I never had an opportunity to speak with him; but I could make the opportunity. He took no notice of me; he avoided me; he seemed hardly to be conscious of my existence. Yet he was not a hard man, in the common sense of the word. He clothed me as well as the best boys in the Institute. If I wanted anything for the table, old Jerry was ordered to procure it. When I was ten years old a little row-boat was furnished for me; but before I was fourteen I wanted something better, and told my uncle so. He made me no reply; but on my next birthday a splendid sail-boat floated on the lake before the house, which Jerry said had been built for me. I told my silent lord that I was much obliged to him for his very acceptable present, when I happened to catch him on the lawn. He turned on his heel, and fled as though I had stung him with the sting of ingratitude.

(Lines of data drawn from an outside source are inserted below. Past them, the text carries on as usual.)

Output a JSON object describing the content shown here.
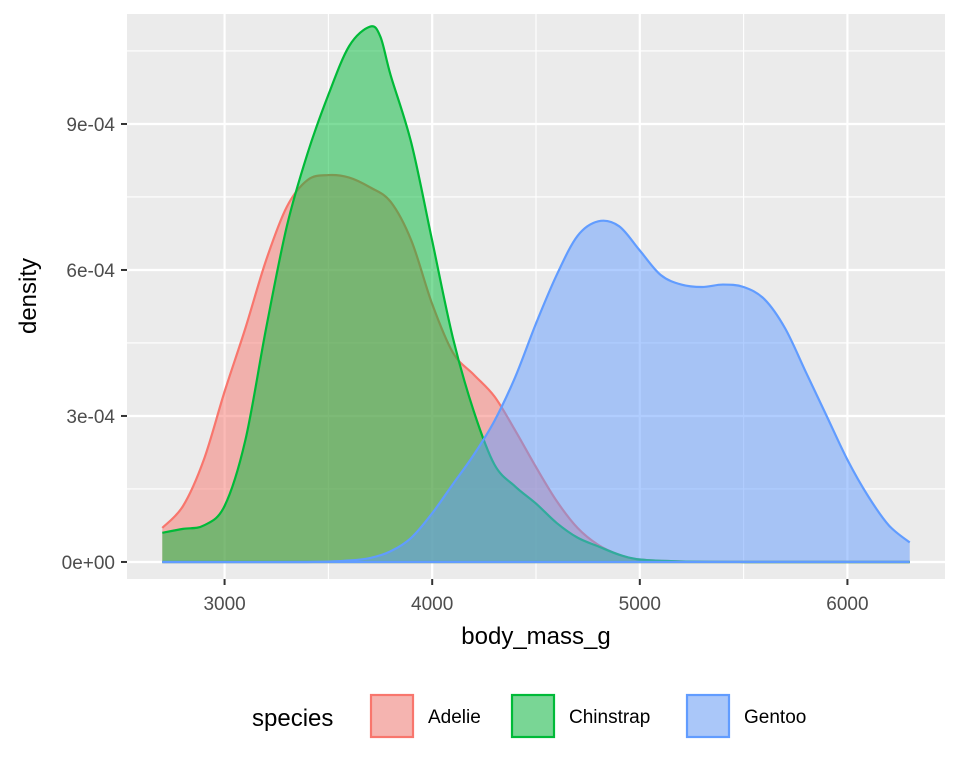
{
  "chart_data": {
    "type": "area",
    "subtype": "density",
    "title": "",
    "xlabel": "body_mass_g",
    "ylabel": "density",
    "xlim": [
      2530,
      6470
    ],
    "ylim": [
      -3.5e-05,
      0.001126
    ],
    "x_ticks": [
      3000,
      4000,
      5000,
      6000
    ],
    "x_tick_labels": [
      "3000",
      "4000",
      "5000",
      "6000"
    ],
    "y_ticks": [
      0,
      0.0003,
      0.0006,
      0.0009
    ],
    "y_tick_labels": [
      "0e+00",
      "3e-04",
      "6e-04",
      "9e-04"
    ],
    "grid": true,
    "fill_opacity": 0.5,
    "legend": {
      "title": "species",
      "position": "bottom"
    },
    "series": [
      {
        "name": "Adelie",
        "color": "#F8766D",
        "points": [
          [
            2700,
            7e-05
          ],
          [
            2800,
            0.000115
          ],
          [
            2900,
            0.00021
          ],
          [
            3000,
            0.00035
          ],
          [
            3100,
            0.00048
          ],
          [
            3200,
            0.00062
          ],
          [
            3300,
            0.00073
          ],
          [
            3400,
            0.000785
          ],
          [
            3500,
            0.000795
          ],
          [
            3600,
            0.00079
          ],
          [
            3700,
            0.00077
          ],
          [
            3800,
            0.00074
          ],
          [
            3900,
            0.00066
          ],
          [
            4000,
            0.00053
          ],
          [
            4100,
            0.00043
          ],
          [
            4200,
            0.000385
          ],
          [
            4300,
            0.00034
          ],
          [
            4400,
            0.00027
          ],
          [
            4500,
            0.000195
          ],
          [
            4600,
            0.000125
          ],
          [
            4700,
            7e-05
          ],
          [
            4800,
            3.5e-05
          ],
          [
            4900,
            1.5e-05
          ],
          [
            5000,
            5e-06
          ],
          [
            5200,
            1e-06
          ],
          [
            5500,
            0
          ],
          [
            6300,
            0
          ]
        ]
      },
      {
        "name": "Chinstrap",
        "color": "#00BA38",
        "points": [
          [
            2700,
            6e-05
          ],
          [
            2800,
            6.8e-05
          ],
          [
            2900,
            7.5e-05
          ],
          [
            3000,
            0.000115
          ],
          [
            3100,
            0.00025
          ],
          [
            3200,
            0.00048
          ],
          [
            3300,
            0.00069
          ],
          [
            3400,
            0.00084
          ],
          [
            3500,
            0.00096
          ],
          [
            3600,
            0.00106
          ],
          [
            3700,
            0.0011
          ],
          [
            3750,
            0.00108
          ],
          [
            3800,
            0.001
          ],
          [
            3900,
            0.00086
          ],
          [
            4000,
            0.00066
          ],
          [
            4100,
            0.00046
          ],
          [
            4200,
            0.00031
          ],
          [
            4300,
            0.0002
          ],
          [
            4400,
            0.000155
          ],
          [
            4500,
            0.00012
          ],
          [
            4600,
            8e-05
          ],
          [
            4700,
            5e-05
          ],
          [
            4800,
            3.2e-05
          ],
          [
            4900,
            1.5e-05
          ],
          [
            5000,
            5e-06
          ],
          [
            5200,
            1e-06
          ],
          [
            5500,
            0
          ],
          [
            6300,
            0
          ]
        ]
      },
      {
        "name": "Gentoo",
        "color": "#619CFF",
        "points": [
          [
            2700,
            0
          ],
          [
            3400,
            0
          ],
          [
            3600,
            3e-06
          ],
          [
            3700,
            8e-06
          ],
          [
            3800,
            2.2e-05
          ],
          [
            3900,
            5e-05
          ],
          [
            4000,
            0.0001
          ],
          [
            4100,
            0.00016
          ],
          [
            4200,
            0.00022
          ],
          [
            4300,
            0.00029
          ],
          [
            4400,
            0.00038
          ],
          [
            4500,
            0.00049
          ],
          [
            4600,
            0.00059
          ],
          [
            4700,
            0.00067
          ],
          [
            4800,
            0.0007
          ],
          [
            4900,
            0.00069
          ],
          [
            5000,
            0.00064
          ],
          [
            5100,
            0.00059
          ],
          [
            5200,
            0.00057
          ],
          [
            5300,
            0.000565
          ],
          [
            5400,
            0.00057
          ],
          [
            5500,
            0.000565
          ],
          [
            5600,
            0.00054
          ],
          [
            5700,
            0.00048
          ],
          [
            5800,
            0.00039
          ],
          [
            5900,
            0.0003
          ],
          [
            6000,
            0.00021
          ],
          [
            6100,
            0.000135
          ],
          [
            6200,
            7.5e-05
          ],
          [
            6300,
            4e-05
          ]
        ]
      }
    ]
  }
}
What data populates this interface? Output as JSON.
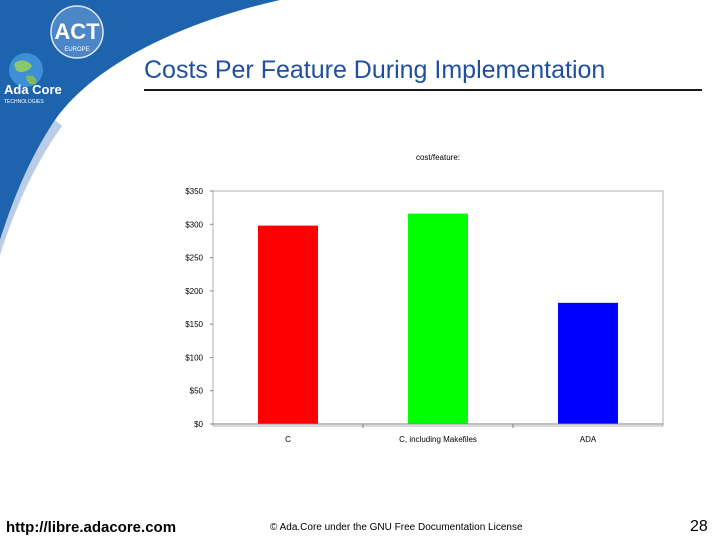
{
  "slide": {
    "title": "Costs Per Feature During Implementation",
    "logos": {
      "act_text": "ACT",
      "act_subtext": "EUROPE",
      "adacore_text": "Ada Core",
      "adacore_subtext": "TECHNOLOGIES"
    },
    "footer": {
      "url": "http://libre.adacore.com",
      "license": "© Ada.Core under the GNU Free Documentation License",
      "page_number": "28"
    },
    "colors": {
      "title": "#1f4fa0",
      "swoosh": "#1e63ad",
      "swoosh_light": "#b9cde6"
    }
  },
  "chart_data": {
    "type": "bar",
    "title": "cost/feature:",
    "xlabel": "",
    "ylabel": "",
    "ylim": [
      0,
      350
    ],
    "yticks": [
      0,
      50,
      100,
      150,
      200,
      250,
      300,
      350
    ],
    "ytick_labels": [
      "$0",
      "$50",
      "$100",
      "$150",
      "$200",
      "$250",
      "$300",
      "$350"
    ],
    "categories": [
      "C",
      "C, including Makefiles",
      "ADA"
    ],
    "values": [
      298,
      316,
      182
    ],
    "colors": [
      "#ff0000",
      "#00ff00",
      "#0000ff"
    ],
    "grid": false,
    "legend": "none"
  }
}
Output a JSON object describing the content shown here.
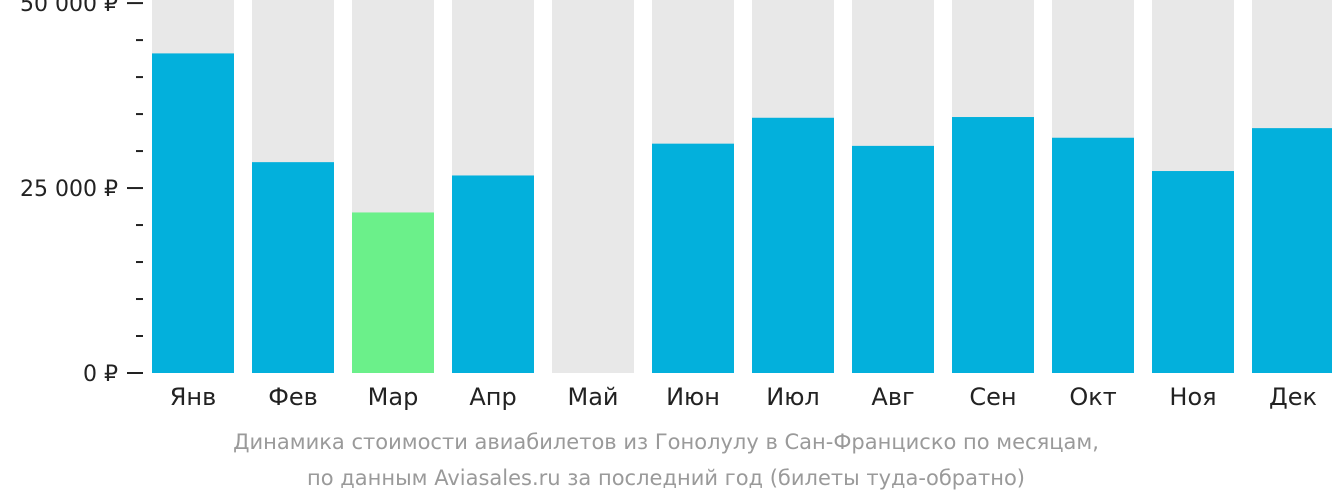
{
  "chart_data": {
    "type": "bar",
    "categories": [
      "Янв",
      "Фев",
      "Мар",
      "Апр",
      "Май",
      "Июн",
      "Июл",
      "Авг",
      "Сен",
      "Окт",
      "Ноя",
      "Дек"
    ],
    "values": [
      43200,
      28500,
      21700,
      26700,
      null,
      31000,
      34500,
      30700,
      34600,
      31800,
      27300,
      33100
    ],
    "ylim": [
      0,
      51500
    ],
    "yticks": [
      {
        "value": 0,
        "label": "0 ₽"
      },
      {
        "value": 25000,
        "label": "25 000 ₽"
      },
      {
        "value": 50000,
        "label": "50 000 ₽"
      }
    ],
    "minor_ticks": [
      5000,
      10000,
      15000,
      20000,
      30000,
      35000,
      40000,
      45000
    ],
    "highlight_index": 2,
    "grid": false,
    "legend": "none"
  },
  "colors": {
    "bar": "#03b0dc",
    "highlight": "#6bf08a",
    "background_column": "#e8e8e8",
    "axis": "#222222",
    "caption": "#9a9a9a"
  },
  "caption": {
    "line1": "Динамика стоимости авиабилетов из Гонолулу в Сан-Франциско по месяцам,",
    "line2": "по данным Aviasales.ru за последний год (билеты туда-обратно)"
  }
}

If I wanted anything, I had only to mention it; and no one criticised my conduct, whatever I did. I was free to go and come when I pleased; and though in vacation I was absent three days at once in my boat, no one asked me where I had been, or what I had done. Neither my uncle nor his silent satellites ever expressed a fear that I might be drowned in my voyages in night and storm on the lake; and I came to the conclusion that no one would care if I were lost.

I do not know how, under such a home government, I ever became a decent fellow. I do not know why I am not now a pirate, a freebooter, a pickpocket, or a nuisance to myself and the world in some other capacity. I have come to believe since that my inherited good qualities saved me under such an utter neglect of all home influences. It is a marvel to me that I was not ruined before I was twenty-one; and from the deepest depths of my heart I thank God for his mercy in sparing me from the fate which generally and naturally overtakes such a neglected child.